A cosa serve la scuola?
Ma a cosa serve la scuola?
Se non si risponde prima a questa domanda, le altre questioni sono tecnicismi o temi sindacali. In realtà la domanda non è corretta, quella giusta è: a che cosa serve, o deve servire, la scuola pubblica. Si è insinuato nel pensiero nazionale un concetto pernicioso, ma astuto, capace di colpire la ragione. La scuola deve servire per preparare i giovani al mondo del lavoro.

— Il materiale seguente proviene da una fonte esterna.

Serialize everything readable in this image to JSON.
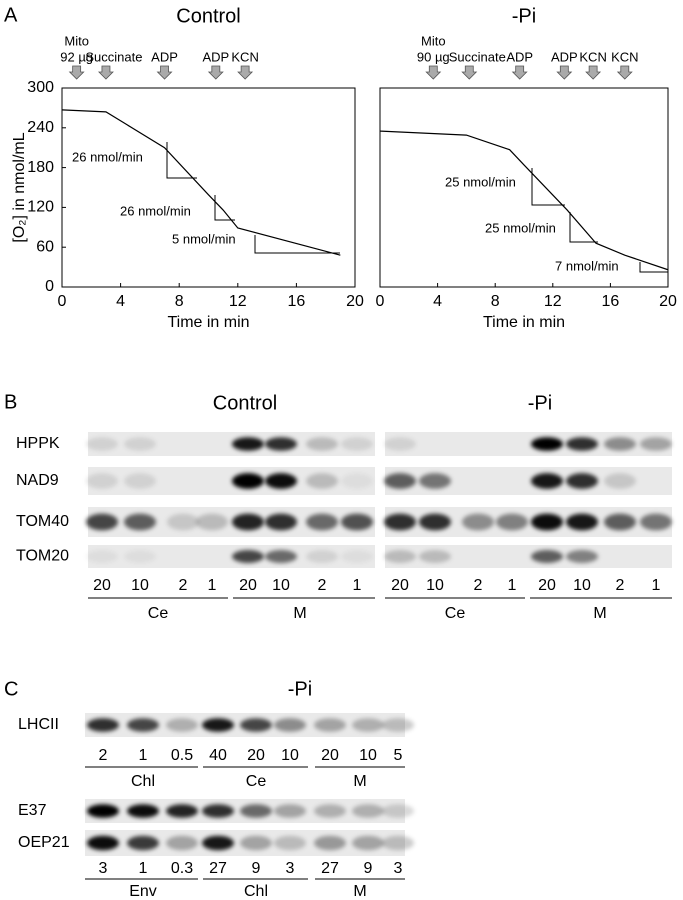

Qualche governante in passato era arrivato ad affermare che la scuola doveva fondarsi sulle tre “I”: inglese, informatica, impresa. L’idea è astuta perché pare avere una sua logica, secondo un sillogismo apparentemente perfetto: Ciò che conta è il lavoro, bisogna quindi prepararsi a entrare con efficacia nel mondo del lavoro, e questo compito spetta alla scuola. Una specie di gigantesca scuola dell’avviamento.
Nessuno la ricorda più, ma un tempo in Italia c’era questo tipo di scuola per le classi meno abbienti, affinché i loro figli sin da giovani potessero trovare un lavoro modesto ma sicuro. Con buona pace di quello che viene oggi chiamato “ascensore sociale”.
Il compito della scuola, specie quella pubblica, è preparare cittadini, insegnare loro a studiare, a capire, a analizzare, a non farsi infinocchiare, ad avere senso critico per poter dire la propria opinione con cognizione di causa
Tutte le professioni e i mestieri si possono imparare a un certo punto della vita, ma se non ti insegnano e non ti aiutano a pensare con la tua testa da giovane, è probabile che non lo farai mai più.
E di questo non si parla. Le riforme chieste o proposte in genere puntano a sistemazioni organizzative, sindacali o di gestione. Non c’è una parola sul futuro culturale dei ragazzi. Un tempo non lontano avevamo una scuola secondaria che era un vanto internazionale: eravamo deboli sull’università, ma sulle medie e le superiori non ci batteva forse nessuno.
Ma questo è un tema troppo teorico, diciamo filosofico-ideologico. Meglio restare sul pratico. Perché non c’è nulla di meglio, che si sposi con la pratica, come l’ignoranza e la rinuncia a pensare.